O Porsche 911 GT3 é o oposto. A sensação que transmite é a contrária à de um exótico: “ando menos, mas ando muito. E quero andar sempre a fundo.” Constantemente a convidar a levar o ponteiro do conta-rotações o mais perto possível do “10” onde termina a sua escala. Bem sei que do novo GT3 também não vais, certamente, usar os 510 cavalos. Mas se o fizeres, ele não se vai queixar. A carroçaria não tem medo de ficar cheia de mosquitos. O motor, ainda que asfixiado por um filtro de partículas, continua a expelir a plenos pulmões um fantástico grito misto de ar admitido e gases cuspidos de que poucos automóveis se podem gabar. Não há turbos na equação e muito menos electrões a fazerem as rodas girar. Há um motor proveniente do mundo da competição, há, pela primeira vez, suspensão de triângulos duplos no eixo dianteiro de um 911 de produção, há mais carga aerodinâmica e há, acima de tudo, uma evolução da mesma receita de sempre. Ainda bem que assim o é. A Porsche pode estar longe da minha realidade, mas alimenta-me a esperança, diariamente, de que o automóvel tem futuro numa sociedade que gosta, cada vez menos, de automóveis.
Para muitos, o Porsche 911 é um automóvel do passado. Um automóvel que não “muda” desde 1964, uma afirmação que é, no mínimo, mal sustentada. Um automóvel que não sendo electrificado, não tem lugar no futuro, algo que, aos meus olhos, na minha humilde opinião, é exactamente o inverso. O desportivo do futuro é aquele que mais à frente está, actualmente, nesse capítulo. O 911 GT3 992 tem tudo para ser esse carro. Tem lugar na história automóvel que se vai construir daqui em diante como um dos mais assombrosos e eficazes desportivos de sempre e tem direito a ser o desportivo do agora e do amanhã porque um eléctrico ou electrificado nunca o vai ser tanto como este o é agora. Não há números eléctricos que me fascinem tanto como as sensações de um motor de combustão. Não há búzios, nem cartas do Professor Bambo que prevejam um futuro eléctrico que me preencha sensorialmente. O automóvel eléctrico é fascinante do ponto de vista ambiental, da beleza intrínseca à utilização da força e do silêncio da electricidade para nos levar daqui até ali. Fascina-me o cérebro, mas nunca, jamais, fascinará o coração.

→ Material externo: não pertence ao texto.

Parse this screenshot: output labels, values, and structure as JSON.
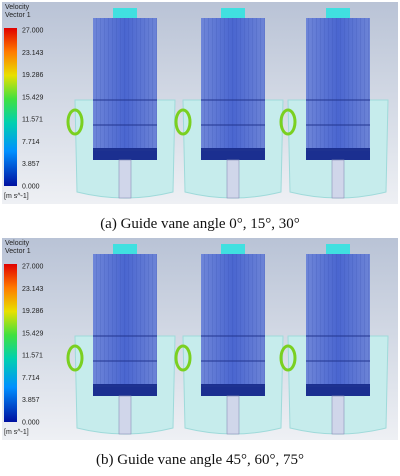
{
  "panels": [
    {
      "legend": {
        "title": "Velocity",
        "subtitle": "Vector 1",
        "ticks": [
          "27.000",
          "23.143",
          "19.286",
          "15.429",
          "11.571",
          "7.714",
          "3.857",
          "0.000"
        ],
        "unit": "[m s^-1]"
      },
      "caption": "(a)  Guide  vane  angle  0°,  15°,  30°"
    },
    {
      "legend": {
        "title": "Velocity",
        "subtitle": "Vector 1",
        "ticks": [
          "27.000",
          "23.143",
          "19.286",
          "15.429",
          "11.571",
          "7.714",
          "3.857",
          "0.000"
        ],
        "unit": "[m s^-1]"
      },
      "caption": "(b)  Guide  vane  angle  45°,  60°,  75°"
    }
  ]
}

Então, sendo assim, qual é o melhor carro para ir à praia e andar em Lisboa a fintar buracos, um Senna ou um Corsa? O Corsa, claro. Qual é o melhor eléctrico, um eléctrico qualquer ou um 911 GT3? Um eléctrico qualquer, pois o 911 GT3 não o é. Qual é o melhor desportivo, um Porsche 911 GT3 992 ou um eléctrico com 2000 cavalos, 2500 kg de peso, aceleração de 0 a 100 em 1,5 segundos e velocidade máxima de 380 km/h a ser lançado em 2050, quando o GT3 tiver 30 anos? O velhinho GT3, sem dúvidas. Porquê? Porque um eléctrico tem tanto de desportivo como este GT3 de eléctrico. Estou por isso feliz por existirem carros como o 911 GT3, mas triste por pensar que um dia esta pureza mecânica pode acabar. Mais triste do que por não poder ter um agora. E quando isto acabar, talvez eu até já conduza o meu próprio eléctrico. Vai ser pequeno para ser fácil de estacionar, para gastar pouco e ser rápido a carregar. E para ser barato, também. E vai ter uns 20 cavalos porque 2000 cavalos não me dizem nada. Pode ser o giríssimo Microlino. Vai partilhar a garagem com o GT3, tenho a certeza disso. Nem que seja em poster. O Microlino, claro.